As ever-greater swathes of human activity are subsumed by the digital revolution, so they too can be calibrated. Uber riders earn stars for their back-seat behaviour. Social-media posts attract “likes”. Users of dating sites are assigned desirability scores. Apple’s iPhones tell their owners how many hours they have spent peering into their screens. Wristbands measure footsteps; apps can track sleep patterns and sex. As recently as the start of this decade, people who voluntarily observed themselves in this way had a cultish name, the “quantified-self movement”. That urge is now the premise of one of Apple’s latest products, a watch that keeps tabs on the wearer’s heart rate.
If everything people do and every step they take is tracked, they lose the freedom to act independently of such oversight, writes Steffen Mau, a German sociologist, in “The Metric Society”. Published in German in 2017 and now in Sharon Howe’s English translation, Mr Mau’s book is a wide-ranging tour through rankings and ratings, stars and points, charts and graphs. When these technologies become embedded in society, he argues, life is reduced to checkboxes. Faith in experts is replaced by devotion to figures. Meanwhile, power is transferred from individuals to those who create and maintain the scoring systems. These in turn can be gamed and their purposes perverted.
Take the World Bank’s annual comparison of business regulations around the world. One country stood out in its latest ranking: China, which had languished in 78th place the previous year, jumped to 46th. India seemed to have improved, too, rising 23 spots, to 77th. Those remarkable ascents have less to do with the ease of doing business in those places than with their governments’ determination to achieve good grades.

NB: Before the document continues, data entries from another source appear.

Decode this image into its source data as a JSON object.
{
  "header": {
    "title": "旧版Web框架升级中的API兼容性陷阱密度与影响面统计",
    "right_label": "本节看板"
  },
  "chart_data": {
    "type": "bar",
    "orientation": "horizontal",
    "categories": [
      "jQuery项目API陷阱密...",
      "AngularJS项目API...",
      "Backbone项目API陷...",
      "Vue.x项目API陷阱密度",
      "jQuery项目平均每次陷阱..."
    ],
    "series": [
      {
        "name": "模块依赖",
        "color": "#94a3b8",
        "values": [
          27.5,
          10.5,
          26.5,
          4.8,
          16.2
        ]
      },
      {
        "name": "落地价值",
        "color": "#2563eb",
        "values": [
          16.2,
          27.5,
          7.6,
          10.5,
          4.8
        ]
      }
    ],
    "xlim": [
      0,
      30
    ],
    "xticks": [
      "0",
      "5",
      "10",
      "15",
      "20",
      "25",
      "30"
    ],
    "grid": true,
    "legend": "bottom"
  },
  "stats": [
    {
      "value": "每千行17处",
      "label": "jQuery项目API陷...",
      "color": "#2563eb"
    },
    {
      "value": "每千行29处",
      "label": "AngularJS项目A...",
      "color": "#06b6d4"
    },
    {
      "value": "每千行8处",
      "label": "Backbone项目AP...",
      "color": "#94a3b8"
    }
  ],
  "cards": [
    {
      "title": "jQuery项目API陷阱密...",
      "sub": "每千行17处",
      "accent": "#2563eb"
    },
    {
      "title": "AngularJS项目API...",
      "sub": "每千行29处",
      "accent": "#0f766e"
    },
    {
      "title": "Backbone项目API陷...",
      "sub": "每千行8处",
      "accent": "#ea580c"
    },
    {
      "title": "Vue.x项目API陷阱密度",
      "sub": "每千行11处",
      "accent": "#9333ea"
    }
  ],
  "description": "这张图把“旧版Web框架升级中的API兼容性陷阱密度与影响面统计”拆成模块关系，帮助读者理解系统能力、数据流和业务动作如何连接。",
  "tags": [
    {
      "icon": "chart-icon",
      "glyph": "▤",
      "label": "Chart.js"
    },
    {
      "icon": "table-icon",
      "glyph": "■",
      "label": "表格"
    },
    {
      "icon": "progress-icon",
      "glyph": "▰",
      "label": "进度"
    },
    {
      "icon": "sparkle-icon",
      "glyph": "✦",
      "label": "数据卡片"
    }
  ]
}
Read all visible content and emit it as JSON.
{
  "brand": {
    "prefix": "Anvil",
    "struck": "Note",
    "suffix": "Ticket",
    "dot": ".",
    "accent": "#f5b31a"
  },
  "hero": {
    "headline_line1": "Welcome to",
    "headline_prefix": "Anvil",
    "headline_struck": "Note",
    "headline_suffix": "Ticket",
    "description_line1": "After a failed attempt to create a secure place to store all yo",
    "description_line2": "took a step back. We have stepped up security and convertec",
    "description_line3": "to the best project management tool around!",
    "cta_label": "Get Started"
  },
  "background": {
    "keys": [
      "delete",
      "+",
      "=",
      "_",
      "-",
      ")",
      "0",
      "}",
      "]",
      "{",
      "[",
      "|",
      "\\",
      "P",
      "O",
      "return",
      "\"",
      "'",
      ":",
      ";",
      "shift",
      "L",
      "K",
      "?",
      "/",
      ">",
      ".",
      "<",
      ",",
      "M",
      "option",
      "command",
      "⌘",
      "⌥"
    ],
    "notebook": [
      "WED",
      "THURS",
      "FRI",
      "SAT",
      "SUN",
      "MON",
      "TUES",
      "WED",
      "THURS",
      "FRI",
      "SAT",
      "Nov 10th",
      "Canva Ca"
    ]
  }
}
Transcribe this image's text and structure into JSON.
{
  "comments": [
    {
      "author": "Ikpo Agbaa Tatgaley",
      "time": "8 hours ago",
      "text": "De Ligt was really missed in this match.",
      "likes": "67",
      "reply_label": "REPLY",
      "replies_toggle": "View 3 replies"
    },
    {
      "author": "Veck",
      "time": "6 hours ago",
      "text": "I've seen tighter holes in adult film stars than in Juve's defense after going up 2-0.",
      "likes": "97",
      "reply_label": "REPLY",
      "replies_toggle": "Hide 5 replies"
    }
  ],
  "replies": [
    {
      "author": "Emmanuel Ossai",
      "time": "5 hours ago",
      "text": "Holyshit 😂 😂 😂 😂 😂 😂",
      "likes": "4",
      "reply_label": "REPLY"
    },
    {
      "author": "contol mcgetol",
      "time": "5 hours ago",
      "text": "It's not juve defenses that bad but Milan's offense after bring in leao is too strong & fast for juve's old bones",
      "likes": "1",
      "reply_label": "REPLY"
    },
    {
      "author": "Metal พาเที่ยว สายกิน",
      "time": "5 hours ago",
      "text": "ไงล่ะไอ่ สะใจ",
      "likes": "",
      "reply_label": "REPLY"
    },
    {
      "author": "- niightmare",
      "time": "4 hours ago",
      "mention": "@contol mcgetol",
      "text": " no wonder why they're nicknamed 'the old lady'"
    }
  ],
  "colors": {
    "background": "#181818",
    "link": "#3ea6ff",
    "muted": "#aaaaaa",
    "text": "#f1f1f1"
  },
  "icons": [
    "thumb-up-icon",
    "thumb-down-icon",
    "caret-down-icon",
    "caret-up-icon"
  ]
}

These days, though, it is not only technocrats who have cause to fret about skewed metrics. Consider the role played by misinformation on Facebook in the American presidential election of 2016. For a relatively small sum of money by the standards of American political campaigns—about $1.25m a month—Russian propaganda reached 126m people. How did the Kremlin get such a bang for its buck? “They tracked the size of the online US audiences reached through posts, different types of engagement with the posts (such as likes, comments, and reposts), changes in audience size, and other metrics,” according to an indictment by Robert Mueller, the special counsel investigating Russian interference in the vote.

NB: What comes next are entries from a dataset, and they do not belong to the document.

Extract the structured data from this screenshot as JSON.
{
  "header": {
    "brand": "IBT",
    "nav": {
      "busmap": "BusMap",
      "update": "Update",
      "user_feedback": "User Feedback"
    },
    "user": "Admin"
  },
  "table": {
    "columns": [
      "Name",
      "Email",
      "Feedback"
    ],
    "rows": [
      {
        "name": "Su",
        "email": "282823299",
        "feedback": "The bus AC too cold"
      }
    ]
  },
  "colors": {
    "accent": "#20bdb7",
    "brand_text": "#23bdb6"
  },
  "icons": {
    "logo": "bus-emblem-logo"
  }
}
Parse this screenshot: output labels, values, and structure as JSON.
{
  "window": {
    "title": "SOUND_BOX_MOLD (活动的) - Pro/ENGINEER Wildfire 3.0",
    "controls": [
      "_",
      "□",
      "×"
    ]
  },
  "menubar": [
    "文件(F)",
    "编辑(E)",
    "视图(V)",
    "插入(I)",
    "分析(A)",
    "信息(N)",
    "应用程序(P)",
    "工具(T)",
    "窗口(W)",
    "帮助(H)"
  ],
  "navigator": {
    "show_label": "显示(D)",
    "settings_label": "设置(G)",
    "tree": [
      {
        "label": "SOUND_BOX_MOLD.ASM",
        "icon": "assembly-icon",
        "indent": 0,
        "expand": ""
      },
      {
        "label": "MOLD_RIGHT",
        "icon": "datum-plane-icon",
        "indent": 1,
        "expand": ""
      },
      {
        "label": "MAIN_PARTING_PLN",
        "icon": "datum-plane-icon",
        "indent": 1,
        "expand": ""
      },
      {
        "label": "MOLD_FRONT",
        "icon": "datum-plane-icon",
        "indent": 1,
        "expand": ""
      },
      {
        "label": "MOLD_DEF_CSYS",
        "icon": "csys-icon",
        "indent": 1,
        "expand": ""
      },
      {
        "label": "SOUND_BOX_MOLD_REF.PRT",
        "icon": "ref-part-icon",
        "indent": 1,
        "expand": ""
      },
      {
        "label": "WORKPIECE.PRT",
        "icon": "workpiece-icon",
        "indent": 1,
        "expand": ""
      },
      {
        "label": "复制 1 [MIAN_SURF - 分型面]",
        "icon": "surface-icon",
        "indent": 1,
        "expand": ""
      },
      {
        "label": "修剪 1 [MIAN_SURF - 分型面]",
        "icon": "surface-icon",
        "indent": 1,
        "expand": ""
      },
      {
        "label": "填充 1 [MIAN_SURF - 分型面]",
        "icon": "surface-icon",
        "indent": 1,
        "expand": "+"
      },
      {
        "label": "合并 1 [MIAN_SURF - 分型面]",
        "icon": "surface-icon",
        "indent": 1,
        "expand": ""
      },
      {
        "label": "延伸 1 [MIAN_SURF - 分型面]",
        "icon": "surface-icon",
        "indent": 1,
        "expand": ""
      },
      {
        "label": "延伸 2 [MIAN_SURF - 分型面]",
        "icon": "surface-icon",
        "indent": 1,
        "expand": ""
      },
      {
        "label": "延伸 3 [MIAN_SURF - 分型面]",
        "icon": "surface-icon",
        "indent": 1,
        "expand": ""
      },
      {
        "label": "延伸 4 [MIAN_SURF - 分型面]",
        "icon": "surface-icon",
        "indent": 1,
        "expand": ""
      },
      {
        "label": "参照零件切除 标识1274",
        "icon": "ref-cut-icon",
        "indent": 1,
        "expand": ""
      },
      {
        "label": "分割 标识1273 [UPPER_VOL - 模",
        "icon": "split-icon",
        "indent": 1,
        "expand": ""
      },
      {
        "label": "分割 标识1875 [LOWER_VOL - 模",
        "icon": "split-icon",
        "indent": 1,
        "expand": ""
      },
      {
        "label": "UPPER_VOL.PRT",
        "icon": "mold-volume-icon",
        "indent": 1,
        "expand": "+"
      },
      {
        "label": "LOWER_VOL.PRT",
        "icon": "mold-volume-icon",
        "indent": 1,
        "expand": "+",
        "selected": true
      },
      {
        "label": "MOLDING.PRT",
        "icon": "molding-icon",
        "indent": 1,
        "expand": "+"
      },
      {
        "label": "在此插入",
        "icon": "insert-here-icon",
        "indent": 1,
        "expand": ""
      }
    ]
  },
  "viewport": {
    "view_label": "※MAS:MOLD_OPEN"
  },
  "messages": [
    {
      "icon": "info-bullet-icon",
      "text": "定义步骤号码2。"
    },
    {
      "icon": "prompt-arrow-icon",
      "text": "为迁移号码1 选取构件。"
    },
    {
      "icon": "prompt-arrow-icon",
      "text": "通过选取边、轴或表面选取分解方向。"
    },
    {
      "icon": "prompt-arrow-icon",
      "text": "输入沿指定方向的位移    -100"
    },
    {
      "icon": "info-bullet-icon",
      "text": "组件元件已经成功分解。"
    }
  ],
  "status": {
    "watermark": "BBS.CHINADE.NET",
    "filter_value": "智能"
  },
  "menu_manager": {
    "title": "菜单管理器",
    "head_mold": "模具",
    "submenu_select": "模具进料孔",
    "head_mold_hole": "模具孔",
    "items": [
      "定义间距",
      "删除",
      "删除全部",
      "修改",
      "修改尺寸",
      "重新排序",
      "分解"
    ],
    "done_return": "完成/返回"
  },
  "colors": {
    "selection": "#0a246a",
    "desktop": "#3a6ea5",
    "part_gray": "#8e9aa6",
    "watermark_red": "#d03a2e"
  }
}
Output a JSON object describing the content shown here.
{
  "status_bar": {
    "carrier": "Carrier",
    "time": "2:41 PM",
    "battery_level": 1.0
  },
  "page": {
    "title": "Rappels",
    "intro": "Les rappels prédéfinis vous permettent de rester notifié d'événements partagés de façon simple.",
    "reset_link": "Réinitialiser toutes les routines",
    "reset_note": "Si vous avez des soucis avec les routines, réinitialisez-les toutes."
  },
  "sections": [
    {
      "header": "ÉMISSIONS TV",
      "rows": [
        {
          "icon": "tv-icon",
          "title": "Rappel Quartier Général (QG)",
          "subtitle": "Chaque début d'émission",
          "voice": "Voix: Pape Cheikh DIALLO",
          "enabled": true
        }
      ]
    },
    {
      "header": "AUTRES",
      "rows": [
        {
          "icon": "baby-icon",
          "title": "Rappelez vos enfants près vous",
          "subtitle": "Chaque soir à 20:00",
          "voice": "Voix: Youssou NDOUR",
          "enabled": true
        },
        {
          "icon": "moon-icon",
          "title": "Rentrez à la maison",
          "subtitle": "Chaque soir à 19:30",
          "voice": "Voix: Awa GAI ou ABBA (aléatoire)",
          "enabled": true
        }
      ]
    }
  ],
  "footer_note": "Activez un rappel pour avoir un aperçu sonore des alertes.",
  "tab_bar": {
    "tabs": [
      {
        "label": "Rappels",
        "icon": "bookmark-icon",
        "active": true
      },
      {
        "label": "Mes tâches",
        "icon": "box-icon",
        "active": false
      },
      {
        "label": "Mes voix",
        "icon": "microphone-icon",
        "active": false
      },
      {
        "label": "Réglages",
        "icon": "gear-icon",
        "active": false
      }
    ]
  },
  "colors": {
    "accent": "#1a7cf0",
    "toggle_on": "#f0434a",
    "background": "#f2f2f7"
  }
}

The algorithms that power Facebook’s news feed are opaque, but it doesn’t take a state-backed operation to work out part of the method. From around 2013, media companies across the world began to pander to Facebook’s tastes, turning out increasingly emotional pieces to entice readers to click on links. Publishers monitored emerging trends using an online service called CrowdTangle (later bought by Facebook); they tracked traffic to their own websites using Chartbeat, another measurement tool. Some rewarded staff on the basis of these numbers. Some websites cynically exploited touchy issues of social justice to bring in traffic from Facebook.
It became a self-fulfilling prophecy.
If such techniques can change how countries design regulatory regimes and what the media publish, the direct effects on individuals are even greater. “In the age of the metric society,” writes Mr Mau, “individuals constitute bundles of data in which their personal worth is encoded.” When different sources of data are linked together, it becomes possible to paint an eerily complete picture of a person, and to predict with some accuracy both their net worth and their future behaviour.
This is already the case in car insurance, where some drivers voluntarily attach devices to their vehicles that transmit reports to their insurers. American health insurers reduce premiums for non-smokers and exercise fanatics. All-round surveillance is coming to the workplace, too. In 2015 BP gave 25,000 fitness trackers to staff as part of a health-insurance scheme. The next year the Daily Telegraph, a British newspaper, installed heat- and motion-sensors under employees’ desks. (They were removed after protests.)
For good drivers, hard workers, athletes and the financially prudent, all this might seem an unalloyed good. For everyone else—and few people tick every virtuous box—the metric society may prove a means for faraway data overlords to capture power and entrench inequality in the guise of efficiency. It risks descending into a 21st-century dystopia that is almost as bleak, in its impersonal way, as those imagined in the darkest novels of the 20th.